Habitat for Humanity works in 70 countries around the world. One of these countries is Ethiopia, where access to safe drinking water and sanitation facilities for the 94 million population is a priority.

Atsede Chalachew´s, 15, life has changed dramatically thanks to Habitat for Humanity. Astede lives with her parents and two siblings in Bakel Village in Finote Selam, western Ethiopia. Like the other women in her village, she used to spend up to four hours a day fetching water. Now, it’s just minutes away from her home and she says she has “a lot more time to study.”

Water in Ethiopia

Finote Selam, in the Amhara region of western Ethiopia, doesn’t have enough potable water with only 66% of the total need being met. In fact, only 27% of the Ethiopian population have access to safe drinking water, and a mere 10% have access to sanitation facilities. As a result, illness and diseases caused by poor sanitation and contaminated water supplies are common.

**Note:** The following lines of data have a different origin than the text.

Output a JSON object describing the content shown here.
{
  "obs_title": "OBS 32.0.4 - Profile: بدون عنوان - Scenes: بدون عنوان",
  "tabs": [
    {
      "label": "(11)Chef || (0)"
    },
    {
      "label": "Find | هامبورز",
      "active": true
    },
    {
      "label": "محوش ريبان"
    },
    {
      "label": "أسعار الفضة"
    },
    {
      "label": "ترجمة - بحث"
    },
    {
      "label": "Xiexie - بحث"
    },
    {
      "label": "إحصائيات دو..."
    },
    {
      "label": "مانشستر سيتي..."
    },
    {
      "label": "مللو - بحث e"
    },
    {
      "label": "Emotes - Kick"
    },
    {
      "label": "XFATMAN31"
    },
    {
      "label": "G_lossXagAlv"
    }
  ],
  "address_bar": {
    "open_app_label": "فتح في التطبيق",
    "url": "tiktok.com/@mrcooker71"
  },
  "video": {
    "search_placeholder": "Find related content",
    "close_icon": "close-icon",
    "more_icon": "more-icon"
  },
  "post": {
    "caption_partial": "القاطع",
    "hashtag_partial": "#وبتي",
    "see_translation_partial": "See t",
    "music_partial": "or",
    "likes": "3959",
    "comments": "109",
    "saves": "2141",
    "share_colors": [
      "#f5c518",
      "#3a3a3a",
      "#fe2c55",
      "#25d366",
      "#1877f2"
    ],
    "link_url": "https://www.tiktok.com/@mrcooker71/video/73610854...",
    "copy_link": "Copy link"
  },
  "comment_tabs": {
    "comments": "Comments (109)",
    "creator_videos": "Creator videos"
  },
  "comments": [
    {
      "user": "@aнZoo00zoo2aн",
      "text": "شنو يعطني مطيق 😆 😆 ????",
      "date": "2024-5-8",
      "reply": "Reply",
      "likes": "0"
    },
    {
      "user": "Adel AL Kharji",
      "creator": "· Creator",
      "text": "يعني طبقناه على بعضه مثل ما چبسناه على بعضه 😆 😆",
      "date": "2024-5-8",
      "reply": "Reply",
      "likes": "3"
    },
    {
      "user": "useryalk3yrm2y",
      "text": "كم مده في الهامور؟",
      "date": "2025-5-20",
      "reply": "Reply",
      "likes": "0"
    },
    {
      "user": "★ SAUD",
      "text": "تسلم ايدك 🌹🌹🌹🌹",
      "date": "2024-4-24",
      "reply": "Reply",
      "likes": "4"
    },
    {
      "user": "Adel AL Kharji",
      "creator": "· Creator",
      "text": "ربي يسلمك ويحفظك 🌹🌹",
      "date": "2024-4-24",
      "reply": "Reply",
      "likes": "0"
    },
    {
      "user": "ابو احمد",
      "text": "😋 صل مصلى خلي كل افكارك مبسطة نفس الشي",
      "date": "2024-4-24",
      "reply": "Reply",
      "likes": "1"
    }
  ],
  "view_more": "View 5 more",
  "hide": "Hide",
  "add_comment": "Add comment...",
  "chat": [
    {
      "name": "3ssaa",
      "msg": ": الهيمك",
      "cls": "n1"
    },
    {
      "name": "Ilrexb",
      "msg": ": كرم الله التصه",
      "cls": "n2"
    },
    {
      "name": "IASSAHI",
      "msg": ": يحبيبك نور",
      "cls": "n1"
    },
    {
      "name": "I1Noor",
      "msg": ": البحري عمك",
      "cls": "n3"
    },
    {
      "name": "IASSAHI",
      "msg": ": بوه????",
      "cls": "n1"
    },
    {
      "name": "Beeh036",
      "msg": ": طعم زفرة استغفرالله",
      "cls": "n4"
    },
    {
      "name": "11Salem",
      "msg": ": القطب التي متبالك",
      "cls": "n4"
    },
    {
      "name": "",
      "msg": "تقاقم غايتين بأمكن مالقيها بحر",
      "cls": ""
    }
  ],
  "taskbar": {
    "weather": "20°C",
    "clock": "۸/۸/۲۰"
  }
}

That all changed in Finote Selam in early February with the inauguration of a water reservoir project with eight communal water points.  Working in partnership, Habitat for Humanity Ethiopia, BERA, Habitat for Humanity Germany, and Wilo have changed Atsede’s and the community’s lives forever.

BERA financed the supply of pipes and fittings, development of four springs, pipe installation work and communal connections and public taps. Wilo, one of the biggest pump producers in Europe, offered its assessment and installation services pro bono.

The reservoir project serves the entire town with clean, safe water. More than 400 families (that’s 2,785 people) now have increased access to water. A further 300families are expected to have access within a year.

The availability of potable water will also reduce water-born diseases like cholera and bilharzia. “I have drunk river water all my life,” said 76-year-old Getinet Desta, who lives in nearby Shebekuuma village. “We had to go to a health center to be cured from these water-born diseases and incur unnecessary cost.”

Water committees and water department personnel have been trained to operate and maintain the system, which is key to the project’s on-going success. In addition, Habitat for Humanity, together with BERA, will also provide training to improve hygiene practices throughout the community.

Habitat isn’t about building a structure but building a healthy home,” said Habitat for Humanity Ethiopia´s National Director Desiree Bartosiak. “That is why access to water is so very important and why we embarked on this project. Our Water, Sanitation, Hygiene (WASH) program has served more than 5,000 families to date across Ethiopia and we hope to increase this number exponentially in the future.”